Кролик был мировой. Он поднимался над усталой испариной мира: душистый, прыткий, теплый, меткий, веселый. На моих глазах он превращался в икону кролика. На званом вечере гостей надо удивить преображением знакомого блюда. Ну, кто не знает кролика! Кто не видел на Дорогомиловском рынке его розовую, длинную, вытянутую (как будто в полете) тушку с серыми пушистыми гольфами! Это вам не заморская каракатица, не черепаший суп. Но кролик – мина замедленного действия. На обеденном столе, купленном мною на краткое время в IKEA и уцелевшем через десять лет, раздвинутом во всю длину, чтобы принять максимум одиннадцать гостей, кролик, купаясь в свете свечей, может взорваться таким неожиданным запахом, словно он только что вылез из болота. Правда, хозяйка застолья, которая в момент моих размышлений вместе со своей компаньонкой, высокой тридцатилетней девушкой Ланой, имеющей всегда несколько удивленное лицо, выносила на кухню обглоданные кости кроликов (их было два), обычно возражает: кролик не пахнет. Да, у хорошей хозяйки все звери и птицы ведут себя смирно и зря не пахнут. Хорошая хозяйка не замечает, как и что у нее получается. Она не давит на кролика. Он сам старается в духовке быть загодя вкусным. У хорошей хозяйки и рыбные закуски, вместе с черными груздями и домашней колбасой, тоже ложатся на тарелки в лучшем виде – так влюбленная девушка светится своей красотой, и все недоумевают, откуда что берется, пока пучина жизни не загубит ее.
Место действия: квартира в переулке на Плющихе. Все сразу оживляются: три тополя на Плющихе! Ну, конечно, три тополя! Но когда это повторяют в тысячный раз, хочется удушить любителей советского кино.

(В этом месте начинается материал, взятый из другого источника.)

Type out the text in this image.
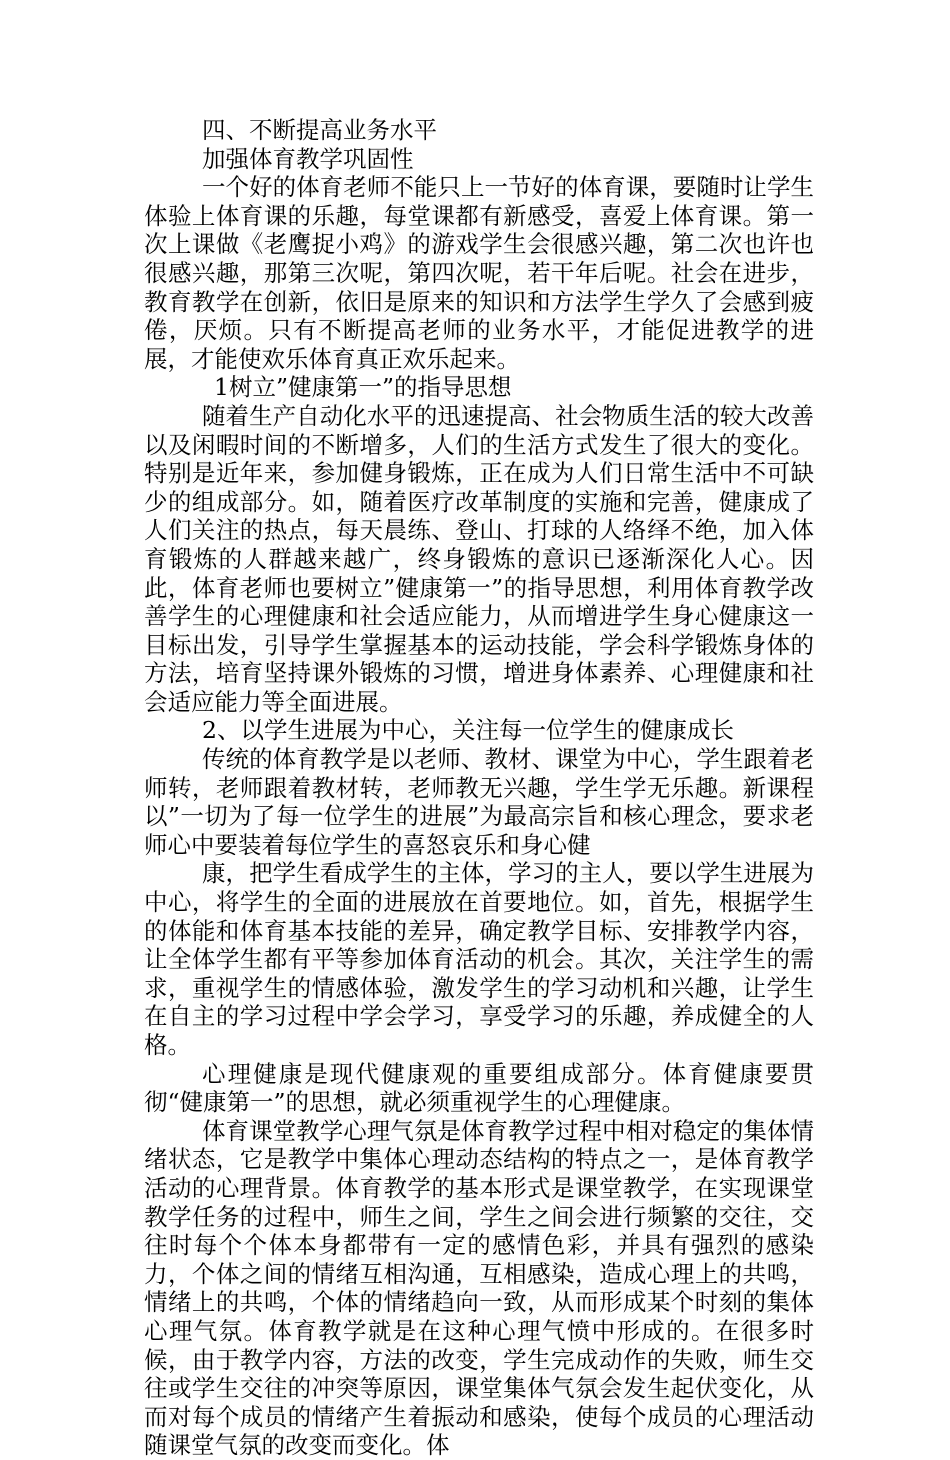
四、不断提高业务水平

加强体育教学巩固性

一个好的体育老师不能只上一节好的体育课，要随时让学生体验上体育课的乐趣，每堂课都有新感受，喜爱上体育课。第一次上课做《老鹰捉小鸡》的游戏学生会很感兴趣，第二次也许也很感兴趣，那第三次呢，第四次呢，若干年后呢。社会在进步，教育教学在创新，依旧是原来的知识和方法学生学久了会感到疲倦，厌烦。只有不断提高老师的业务水平，才能促进教学的进展，才能使欢乐体育真正欢乐起来。

1树立”健康第一”的指导思想

随着生产自动化水平的迅速提高、社会物质生活的较大改善以及闲暇时间的不断增多，人们的生活方式发生了很大的变化。特别是近年来，参加健身锻炼，正在成为人们日常生活中不可缺少的组成部分。如，随着医疗改革制度的实施和完善，健康成了人们关注的热点，每天晨练、登山、打球的人络绎不绝，加入体育锻炼的人群越来越广，终身锻炼的意识已逐渐深化人心。因此，体育老师也要树立”健康第一”的指导思想，利用体育教学改善学生的心理健康和社会适应能力，从而增进学生身心健康这一目标出发，引导学生掌握基本的运动技能，学会科学锻炼身体的方法，培育坚持课外锻炼的习惯，增进身体素养、心理健康和社会适应能力等全面进展。

2、以学生进展为中心，关注每一位学生的健康成长

传统的体育教学是以老师、教材、课堂为中心，学生跟着老师转，老师跟着教材转，老师教无兴趣，学生学无乐趣。新课程以”一切为了每一位学生的进展”为最高宗旨和核心理念，要求老师心中要装着每位学生的喜怒哀乐和身心健

康，把学生看成学生的主体，学习的主人，要以学生进展为中心，将学生的全面的进展放在首要地位。如，首先，根据学生的体能和体育基本技能的差异，确定教学目标、安排教学内容，让全体学生都有平等参加体育活动的机会。其次，关注学生的需求，重视学生的情感体验，激发学生的学习动机和兴趣，让学生在自主的学习过程中学会学习，享受学习的乐趣，养成健全的人格。

心理健康是现代健康观的重要组成部分。体育健康要贯彻“健康第一”的思想，就必须重视学生的心理健康。

体育课堂教学心理气氛是体育教学过程中相对稳定的集体情绪状态，它是教学中集体心理动态结构的特点之一，是体育教学活动的心理背景。体育教学的基本形式是课堂教学，在实现课堂教学任务的过程中，师生之间，学生之间会进行频繁的交往，交往时每个个体本身都带有一定的感情色彩，并具有强烈的感染力，个体之间的情绪互相沟通，互相感染，造成心理上的共鸣，情绪上的共鸣，个体的情绪趋向一致，从而形成某个时刻的集体心理气氛。体育教学就是在这种心理气愤中形成的。在很多时候，由于教学内容，方法的改变，学生完成动作的失败，师生交往或学生交往的冲突等原因，课堂集体气氛会发生起伏变化，从而对每个成员的情绪产生着振动和感染，使每个成员的心理活动随课堂气氛的改变而变化。体
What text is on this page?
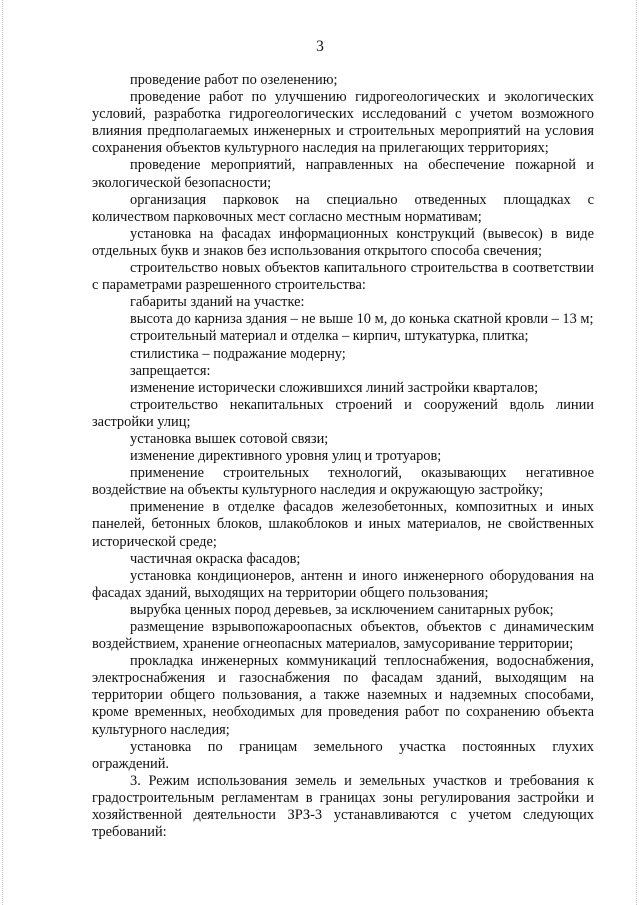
3

проведение работ по озеленению;

проведение работ по улучшению гидрогеологических и экологических условий, разработка гидрогеологических исследований с учетом возможного влияния предполагаемых инженерных и строительных мероприятий на условия сохранения объектов культурного наследия на прилегающих территориях;

проведение мероприятий, направленных на обеспечение пожарной и экологической безопасности;

организация парковок на специально отведенных площадках с количеством парковочных мест согласно местным нормативам;

установка на фасадах информационных конструкций (вывесок) в виде отдельных букв и знаков без использования открытого способа свечения;

строительство новых объектов капитального строительства в соответствии с параметрами разрешенного строительства:

габариты зданий на участке:

высота до карниза здания – не выше 10 м, до конька скатной кровли – 13 м;

строительный материал и отделка – кирпич, штукатурка, плитка;

стилистика – подражание модерну;

запрещается:

изменение исторически сложившихся линий застройки кварталов;

строительство некапитальных строений и сооружений вдоль линии застройки улиц;

установка вышек сотовой связи;

изменение директивного уровня улиц и тротуаров;

применение строительных технологий, оказывающих негативное воздействие на объекты культурного наследия и окружающую застройку;

применение в отделке фасадов железобетонных, композитных и иных панелей, бетонных блоков, шлакоблоков и иных материалов, не свойственных исторической среде;

частичная окраска фасадов;

установка кондиционеров, антенн и иного инженерного оборудования на фасадах зданий, выходящих на территории общего пользования;

вырубка ценных пород деревьев, за исключением санитарных рубок;

размещение взрывопожароопасных объектов, объектов с динамическим воздействием, хранение огнеопасных материалов, замусоривание территории;

прокладка инженерных коммуникаций теплоснабжения, водоснабжения, электроснабжения и газоснабжения по фасадам зданий, выходящим на территории общего пользования, а также наземных и надземных способами, кроме временных, необходимых для проведения работ по сохранению объекта культурного наследия;

установка по границам земельного участка постоянных глухих ограждений.

3. Режим использования земель и земельных участков и требования к градостроительным регламентам в границах зоны регулирования застройки и хозяйственной деятельности ЗРЗ-3 устанавливаются с учетом следующих требований:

Время действия: вечер – желательно не выходной. В этом особый смысл. Люди, которые приходят в гости после работы, нуждаются в переломе настроения. Так рождается второе дыхание – лучшее состояние гостя.
Эпоха действия: Слава России!
На званом вечере количество званых гостей желательно приблизить к количеству избранных: оптимальная пропорция – один к одному. В тот вечер у нас первым гостем пришел Посол Акимуд. Вторым – олигарх Денис. Оба пришли вовремя, в девять, а остальные, по московской привычке, запоздали. Мы сидели с Зябликом и Ланой, той самой, у которой удивленное лицо, и пили белое вино: хозяева должны немного выпить до прихода гостей. Денис пришел, как и полагается русскому человеку, с бутылкой. Правда, это была не бутылка, а мегабутыль красного вина. По его словам, в мегабутыли вино живет гораздо более правильной жизнью, чем просто в бутылке, тем более если оно мировое. Он принес мировое вино. Будущий мировой кролик нашел себе достойное сопровождение.

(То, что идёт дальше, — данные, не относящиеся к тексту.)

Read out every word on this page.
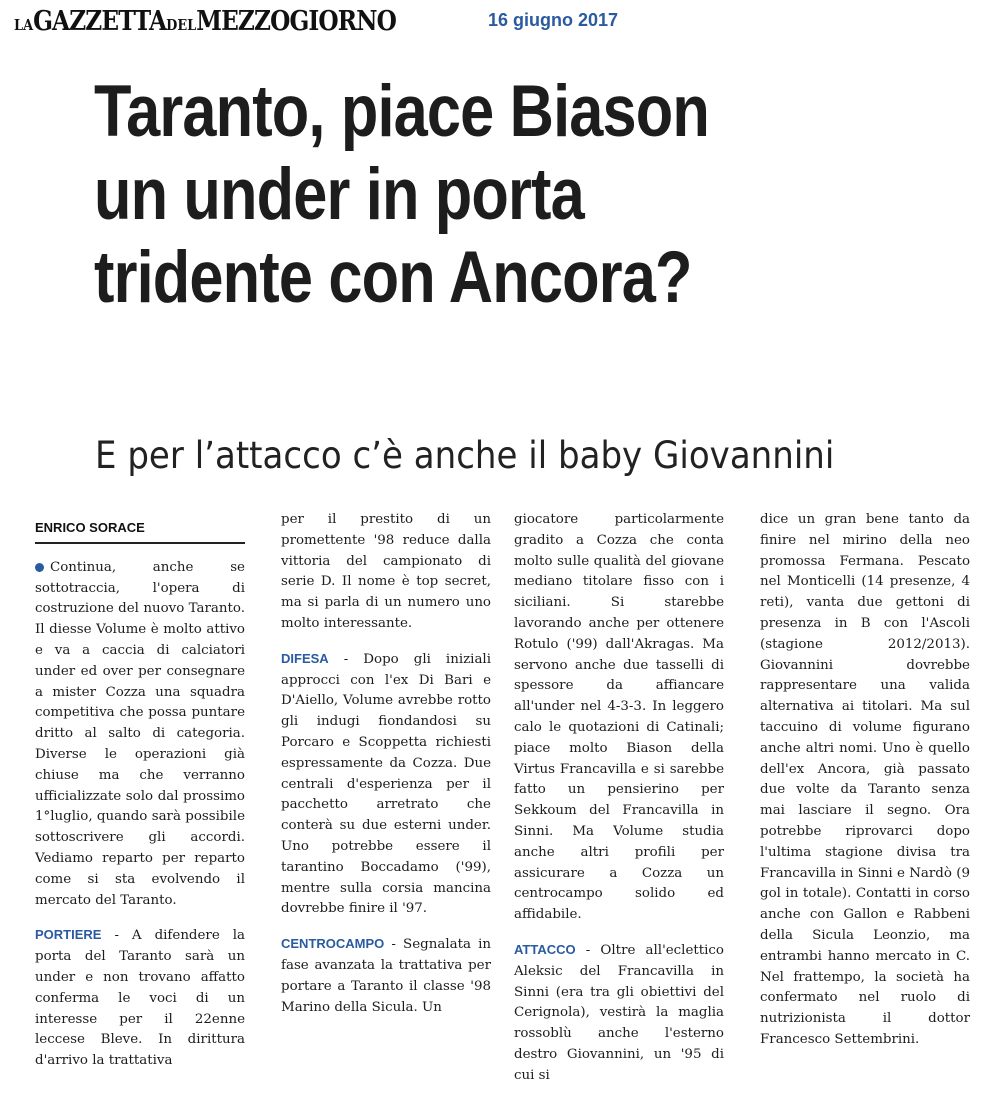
LAGAZZETTADELMEZZOGIORNO	16 giugno 2017
Taranto, piace Biason
un under in porta
tridente con Ancora?
E per l’attacco c’è anche il baby Giovannini
ENRICO SORACE

Continua, anche se sottotraccia, l'opera di costruzione del nuovo Taranto. Il diesse Volume è molto attivo e va a caccia di calciatori under ed over per consegnare a mister Cozza una squadra competitiva che possa puntare dritto al salto di categoria. Diverse le operazioni già chiuse ma che verranno ufficializzate solo dal prossimo 1°luglio, quando sarà possibile sottoscrivere gli accordi. Vediamo reparto per reparto come si sta evolvendo il mercato del Taranto.

PORTIERE - A difendere la porta del Taranto sarà un under e non trovano affatto conferma le voci di un interesse per il 22enne leccese Bleve. In dirittura d'arrivo la trattativa

per il prestito di un promettente '98 reduce dalla vittoria del campionato di serie D. Il nome è top secret, ma si parla di un numero uno molto interessante.

DIFESA - Dopo gli iniziali approcci con l'ex Di Bari e D'Aiello, Volume avrebbe rotto gli indugi fiondandosi su Porcaro e Scoppetta richiesti espressamente da Cozza. Due centrali d'esperienza per il pacchetto arretrato che conterà su due esterni under. Uno potrebbe essere il tarantino Boccadamo ('99), mentre sulla corsia mancina dovrebbe finire il '97.

CENTROCAMPO - Segnalata in fase avanzata la trattativa per portare a Taranto il classe '98 Marino della Sicula. Un

giocatore particolarmente gradito a Cozza che conta molto sulle qualità del giovane mediano titolare fisso con i siciliani. Si starebbe lavorando anche per ottenere Rotulo ('99) dall'Akragas. Ma servono anche due tasselli di spessore da affiancare all'under nel 4-3-3. In leggero calo le quotazioni di Catinali; piace molto Biason della Virtus Francavilla e si sarebbe fatto un pensierino per Sekkoum del Francavilla in Sinni. Ma Volume studia anche altri profili per assicurare a Cozza un centrocampo solido ed affidabile.

ATTACCO - Oltre all'eclettico Aleksic del Francavilla in Sinni (era tra gli obiettivi del Cerignola), vestirà la maglia rossoblù anche l'esterno destro Giovannini, un '95 di cui si

dice un gran bene tanto da finire nel mirino della neo promossa Fermana. Pescato nel Monticelli (14 presenze, 4 reti), vanta due gettoni di presenza in B con l'Ascoli (stagione 2012/2013). Giovannini dovrebbe rappresentare una valida alternativa ai titolari. Ma sul taccuino di volume figurano anche altri nomi. Uno è quello dell'ex Ancora, già passato due volte da Taranto senza mai lasciare il segno. Ora potrebbe riprovarci dopo l'ultima stagione divisa tra Francavilla in Sinni e Nardò (9 gol in totale). Contatti in corso anche con Gallon e Rabbeni della Sicula Leonzio, ma entrambi hanno mercato in C. Nel frattempo, la società ha confermato nel ruolo di nutrizionista il dottor Francesco Settembrini.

За Денисом пришел Александр Мамут с большим букетом желтых роз. Он сначала удивился, увидев своего товарища на кухне, но вида не подал – вписался в кухонную компанию. Важно, в чем люди приходят на званый домашний ужин. Если ты оденешься слишком празднично, придешь в каком-нибудь полосатом костюме, ты рискуешь оказаться «вырви глазом» – о тебя будут спотыкаться взглядом. Недоодеться тоже неправильно. Нужно одеться незаметно, показать, что в гости пришел ты, а не твоя одежда. Оба были одеты совсем неприметно.
Третьим пришел Коля Усков, вместе со своей осмысленной небритостью и не менее осмысленной поволокой в глазах. После его прихода хозяйка отправила всех мужчин в столовую с розовыми стенами и высокой двойной розовой дверью – плющихинский модерн образца 1911 года. Когда пришли Лунгины, разговор был в разгаре. Вдумчивый Марк Гарбер со своей очаровательной женой подоспели уже к кролику.
Что важнее, разговор или кролик? Пустой вопрос! Кролик и разговор – самодостачные вещи, но на званом ужине они идут нога в ногу. Однако неслучайно наш званый ужин начался на кухне. Там его исторические корни. Времени презрения соответствует свое время доверия. Главным смыслом последнего является освобождение от наив ности. Возникает сероватый свет поразительной ясности. Да и вообще сама серость не как посредственность, а как прохладное парижское утро доминирует над прогоркл ым отчаянием. Скорость движения различных компонентов российской жизни не поддается арифметическому исчислению. За кем будет победа? Разговор за столом становится общим и в меру вполне беспорядочного движения рук, вилок, рюмок последовательным. Собственно, где еще можно поговорить?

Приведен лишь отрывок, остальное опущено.